A veces, para no mirar lo que nos toca, le echamos la culpa al otro.
Y otras, para no soltar lo que no es nuestro, nos echamos encima culpas que no nos corresponden.
Dos maneras distintas de perdernos. Dos formas de irse de uno mismo.

Hay quienes pasan la vida entera señalando al afuera: “me pasa esto por él”, “yo soy así porque me fallaron”, “no puedo avanzar por culpa de los demás”.
Y hay quienes, en silencio, cargan con el dolor de todos, sintiéndose responsables de lo que no dijeron, de lo que otros eligieron, de lo que nadie les pidió.

En ambos casos, el sujeto queda atrapado. Uno, esperando que el otro cambie. Otro, intentando reparar lo irreparable.

Y en el medio… la vida pasando.

Hacerse cargo no es tragarse todo.
Y soltar al otro no es desentenderse de uno.

Hacerse cargo es mirar con honestidad lo propio: lo que repito, lo que evito, lo que deseo.
Y también saber decir: esto no es mío. Esta herida no la causé yo. Esta culpa no me corresponde. Esta exigencia no me define.

El trabajo es fino.
Porque a veces el otro sí hizo daño. A veces sí nos fallaron.
Pero si me quedo solo ahí, señalando, no me muevo.
Y si me quedo cargando con todo, me aplasto.

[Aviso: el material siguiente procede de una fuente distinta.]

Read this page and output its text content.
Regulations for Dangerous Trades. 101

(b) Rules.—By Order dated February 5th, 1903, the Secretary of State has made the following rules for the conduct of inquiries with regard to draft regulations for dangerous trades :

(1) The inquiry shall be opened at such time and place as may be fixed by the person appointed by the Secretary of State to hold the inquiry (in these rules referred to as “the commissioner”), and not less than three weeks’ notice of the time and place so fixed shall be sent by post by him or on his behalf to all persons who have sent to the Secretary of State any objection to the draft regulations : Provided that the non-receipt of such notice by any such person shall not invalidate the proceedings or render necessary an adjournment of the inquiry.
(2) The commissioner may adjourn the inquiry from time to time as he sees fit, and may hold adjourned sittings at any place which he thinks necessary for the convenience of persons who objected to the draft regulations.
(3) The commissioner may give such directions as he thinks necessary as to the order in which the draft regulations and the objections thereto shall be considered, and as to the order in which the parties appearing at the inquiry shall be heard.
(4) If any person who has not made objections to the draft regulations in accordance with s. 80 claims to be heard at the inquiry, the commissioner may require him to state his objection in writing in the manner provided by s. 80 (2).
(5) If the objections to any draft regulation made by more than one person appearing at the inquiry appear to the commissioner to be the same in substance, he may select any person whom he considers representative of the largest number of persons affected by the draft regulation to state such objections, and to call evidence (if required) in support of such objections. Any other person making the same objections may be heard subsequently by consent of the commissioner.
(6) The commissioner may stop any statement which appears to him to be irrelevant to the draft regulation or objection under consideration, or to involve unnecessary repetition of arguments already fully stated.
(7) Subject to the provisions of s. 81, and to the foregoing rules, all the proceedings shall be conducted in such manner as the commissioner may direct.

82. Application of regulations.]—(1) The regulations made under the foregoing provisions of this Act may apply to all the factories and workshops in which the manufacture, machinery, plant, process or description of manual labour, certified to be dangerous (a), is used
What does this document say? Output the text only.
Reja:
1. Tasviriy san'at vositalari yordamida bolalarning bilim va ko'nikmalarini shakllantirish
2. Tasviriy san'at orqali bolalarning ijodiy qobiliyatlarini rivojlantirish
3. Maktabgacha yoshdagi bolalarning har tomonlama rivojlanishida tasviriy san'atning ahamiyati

Hay que encontrar esa línea sutil donde uno puede mirarse sin castigo, y al mismo tiempo soltar lo que pesa y no le pertenece.
Es ahí donde empieza a abrirse algo distinto: la posibilidad de habitarse de otro modo.

Ni todo es culpa del otro, ni todo lo tengo que cargar yo.
El deseo propio se juega en el medio.
Ahí, justo ahí, donde uno empieza a decirse con verdad.